Plants, Shuttlecock (Hanetsuki), and Clock (Wadokei) for Rokurokusai's Birthday and Longevity
by Keisai Eisen
- Date:
- early 19th century
- Medium:
- Color woodblock print with metallic pigments; shikishiban; surimono
- Source:
- Art Institute of Chicago
Description
Plants, Shuttlecock (Hanetsuki), and Clock (Wadokei) for Rokurokusai's Birthday and Longevity is a Keisai Eisen [surimono](/glossary/surimono) in the Art Institute of Chicago, recorded with a date of 1800. The print is part of the cluster of sheets commissioned around the sixty-sixth birthday of the poet known as Rokurokusai, an event whose celebrants commissioned a series of emblematic prints from Eisen to circulate among their kyoka circle. Each surimono in the group condenses a different aspect of a long, well-lived life into an object portrait, and this one — combining seasonal plants, a New Year's shuttlecock and battledore, and a Japanese-style clock (wadokei) — is among the richest.

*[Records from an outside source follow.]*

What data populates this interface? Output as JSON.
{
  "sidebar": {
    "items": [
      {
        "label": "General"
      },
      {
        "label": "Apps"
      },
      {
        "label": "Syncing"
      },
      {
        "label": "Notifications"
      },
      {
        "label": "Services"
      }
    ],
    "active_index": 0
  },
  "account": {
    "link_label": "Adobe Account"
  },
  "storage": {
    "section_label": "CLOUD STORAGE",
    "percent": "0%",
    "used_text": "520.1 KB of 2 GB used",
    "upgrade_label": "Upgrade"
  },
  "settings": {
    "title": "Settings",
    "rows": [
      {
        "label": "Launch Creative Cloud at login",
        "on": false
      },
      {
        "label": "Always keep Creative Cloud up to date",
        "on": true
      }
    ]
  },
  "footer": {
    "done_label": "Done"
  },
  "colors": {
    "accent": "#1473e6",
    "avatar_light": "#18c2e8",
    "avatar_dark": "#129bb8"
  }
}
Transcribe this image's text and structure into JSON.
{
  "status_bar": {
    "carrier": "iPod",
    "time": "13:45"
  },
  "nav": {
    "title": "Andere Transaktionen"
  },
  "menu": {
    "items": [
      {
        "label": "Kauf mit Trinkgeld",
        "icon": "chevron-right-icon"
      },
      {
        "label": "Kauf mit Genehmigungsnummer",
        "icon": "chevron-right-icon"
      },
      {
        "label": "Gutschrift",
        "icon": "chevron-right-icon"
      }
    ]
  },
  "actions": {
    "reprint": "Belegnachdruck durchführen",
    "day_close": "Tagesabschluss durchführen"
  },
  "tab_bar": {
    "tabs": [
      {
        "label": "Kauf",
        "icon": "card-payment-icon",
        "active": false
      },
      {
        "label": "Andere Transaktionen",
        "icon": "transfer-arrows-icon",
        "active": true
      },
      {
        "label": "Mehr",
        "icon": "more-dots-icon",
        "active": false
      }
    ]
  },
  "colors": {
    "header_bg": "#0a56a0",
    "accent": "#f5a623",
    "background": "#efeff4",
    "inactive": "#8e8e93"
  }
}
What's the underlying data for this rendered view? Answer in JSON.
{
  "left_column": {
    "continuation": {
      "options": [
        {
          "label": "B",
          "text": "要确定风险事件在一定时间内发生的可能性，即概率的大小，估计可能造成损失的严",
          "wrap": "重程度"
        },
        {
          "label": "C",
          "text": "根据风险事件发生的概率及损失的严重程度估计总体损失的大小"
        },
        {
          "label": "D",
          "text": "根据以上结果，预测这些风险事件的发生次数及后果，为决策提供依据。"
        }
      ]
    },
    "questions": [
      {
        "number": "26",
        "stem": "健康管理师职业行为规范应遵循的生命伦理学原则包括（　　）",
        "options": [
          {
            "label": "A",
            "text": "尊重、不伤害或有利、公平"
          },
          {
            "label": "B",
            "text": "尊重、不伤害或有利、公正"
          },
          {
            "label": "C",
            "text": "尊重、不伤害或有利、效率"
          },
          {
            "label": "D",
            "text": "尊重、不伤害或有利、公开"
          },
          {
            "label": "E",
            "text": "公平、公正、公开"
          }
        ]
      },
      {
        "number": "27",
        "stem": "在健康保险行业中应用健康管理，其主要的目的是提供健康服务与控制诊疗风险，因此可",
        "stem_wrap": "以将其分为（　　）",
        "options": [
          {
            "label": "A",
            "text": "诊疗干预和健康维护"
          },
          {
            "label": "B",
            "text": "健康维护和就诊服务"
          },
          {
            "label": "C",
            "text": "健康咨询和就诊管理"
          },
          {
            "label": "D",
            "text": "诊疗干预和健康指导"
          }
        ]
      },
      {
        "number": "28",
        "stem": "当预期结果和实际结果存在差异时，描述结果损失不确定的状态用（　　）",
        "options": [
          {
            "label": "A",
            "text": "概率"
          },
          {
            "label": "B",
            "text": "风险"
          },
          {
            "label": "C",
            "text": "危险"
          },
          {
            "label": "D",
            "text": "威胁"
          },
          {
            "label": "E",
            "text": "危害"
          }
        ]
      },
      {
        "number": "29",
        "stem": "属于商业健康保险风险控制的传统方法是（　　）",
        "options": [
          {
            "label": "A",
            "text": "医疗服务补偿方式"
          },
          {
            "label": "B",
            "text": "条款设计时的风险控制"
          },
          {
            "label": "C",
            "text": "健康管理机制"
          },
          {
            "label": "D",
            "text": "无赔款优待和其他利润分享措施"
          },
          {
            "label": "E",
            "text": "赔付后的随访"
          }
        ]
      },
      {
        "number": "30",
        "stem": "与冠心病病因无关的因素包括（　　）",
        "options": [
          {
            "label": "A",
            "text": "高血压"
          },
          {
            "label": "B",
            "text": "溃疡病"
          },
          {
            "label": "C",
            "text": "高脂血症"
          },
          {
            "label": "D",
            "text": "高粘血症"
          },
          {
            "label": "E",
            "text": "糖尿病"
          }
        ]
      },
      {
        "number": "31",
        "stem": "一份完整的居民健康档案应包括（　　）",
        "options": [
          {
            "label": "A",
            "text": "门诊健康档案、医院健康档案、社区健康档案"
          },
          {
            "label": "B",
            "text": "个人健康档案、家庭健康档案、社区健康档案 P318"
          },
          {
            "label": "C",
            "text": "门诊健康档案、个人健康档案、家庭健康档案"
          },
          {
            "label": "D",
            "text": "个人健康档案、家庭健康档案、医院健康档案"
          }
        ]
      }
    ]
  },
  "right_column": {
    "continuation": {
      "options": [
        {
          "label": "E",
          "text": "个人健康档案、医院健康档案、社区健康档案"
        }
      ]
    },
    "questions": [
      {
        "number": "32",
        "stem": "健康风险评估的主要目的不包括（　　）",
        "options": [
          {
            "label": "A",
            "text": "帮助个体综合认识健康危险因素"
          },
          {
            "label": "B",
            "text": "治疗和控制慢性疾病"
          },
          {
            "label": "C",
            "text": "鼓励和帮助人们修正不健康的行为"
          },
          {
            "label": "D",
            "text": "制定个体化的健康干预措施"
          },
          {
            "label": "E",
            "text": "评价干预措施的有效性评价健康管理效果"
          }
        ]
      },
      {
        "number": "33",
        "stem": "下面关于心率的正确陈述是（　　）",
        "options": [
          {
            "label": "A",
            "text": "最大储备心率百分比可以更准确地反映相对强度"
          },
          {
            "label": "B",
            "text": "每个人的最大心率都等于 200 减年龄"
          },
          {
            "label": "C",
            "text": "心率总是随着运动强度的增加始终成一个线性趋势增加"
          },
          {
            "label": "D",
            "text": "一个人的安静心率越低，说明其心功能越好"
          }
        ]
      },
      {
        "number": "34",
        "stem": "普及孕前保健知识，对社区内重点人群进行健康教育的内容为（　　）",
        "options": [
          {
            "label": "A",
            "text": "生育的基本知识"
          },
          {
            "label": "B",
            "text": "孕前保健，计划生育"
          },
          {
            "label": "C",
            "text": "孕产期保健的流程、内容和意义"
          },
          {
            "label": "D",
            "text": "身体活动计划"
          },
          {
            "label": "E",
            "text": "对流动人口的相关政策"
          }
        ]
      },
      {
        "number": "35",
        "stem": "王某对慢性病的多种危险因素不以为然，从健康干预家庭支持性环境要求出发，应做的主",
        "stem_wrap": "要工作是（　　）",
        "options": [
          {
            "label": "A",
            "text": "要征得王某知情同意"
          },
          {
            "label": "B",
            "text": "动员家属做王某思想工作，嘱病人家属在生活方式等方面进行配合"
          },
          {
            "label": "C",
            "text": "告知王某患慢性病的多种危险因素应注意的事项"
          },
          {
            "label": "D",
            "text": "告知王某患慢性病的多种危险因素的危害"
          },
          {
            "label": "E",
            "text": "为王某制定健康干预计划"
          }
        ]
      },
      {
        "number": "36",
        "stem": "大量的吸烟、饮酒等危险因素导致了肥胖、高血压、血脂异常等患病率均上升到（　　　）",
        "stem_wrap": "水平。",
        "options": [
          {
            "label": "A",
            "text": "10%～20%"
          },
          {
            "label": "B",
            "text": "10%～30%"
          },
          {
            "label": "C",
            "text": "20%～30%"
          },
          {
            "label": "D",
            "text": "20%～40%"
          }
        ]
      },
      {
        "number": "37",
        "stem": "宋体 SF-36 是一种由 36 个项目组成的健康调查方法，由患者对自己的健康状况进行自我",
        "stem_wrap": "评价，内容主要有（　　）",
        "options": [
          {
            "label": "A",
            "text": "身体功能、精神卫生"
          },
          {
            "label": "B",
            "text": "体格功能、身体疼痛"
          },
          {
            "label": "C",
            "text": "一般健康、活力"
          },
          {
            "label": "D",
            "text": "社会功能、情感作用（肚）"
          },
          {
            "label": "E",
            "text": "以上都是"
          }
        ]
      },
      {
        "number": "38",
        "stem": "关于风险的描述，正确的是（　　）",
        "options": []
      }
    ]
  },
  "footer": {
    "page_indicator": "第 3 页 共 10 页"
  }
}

The shuttlecock invokes the first days of the year and the games of childhood, the wadokei measures the unequal hours of the traditional Japanese day and signals the passage of time, and the plants set both inside a cycle of seasons. Eisen lays the objects out as a quiet still life, exploiting the formal vocabulary developed by Edo [ukiyo-e](/glossary/ukiyo-e) surimono designers: cleanly drawn outlines, careful overlap, generous unprinted ground, and selective use of metallic pigments and blind embossing on the clock's brass face and the shuttlecock's feathers. Kyoka verses run across the upper field, anchoring the design in the playful sociability of the poetry circle. Although Eisen would later be celebrated as a designer of [bijin-ga](/glossary/bijin-ga), his surimono show his fluency in the emblematic mode that the genre demanded. The Chicago impression survives as a finely preserved record of how Edo's literary patrons and ukiyo-e workshops cooperated on private occasions.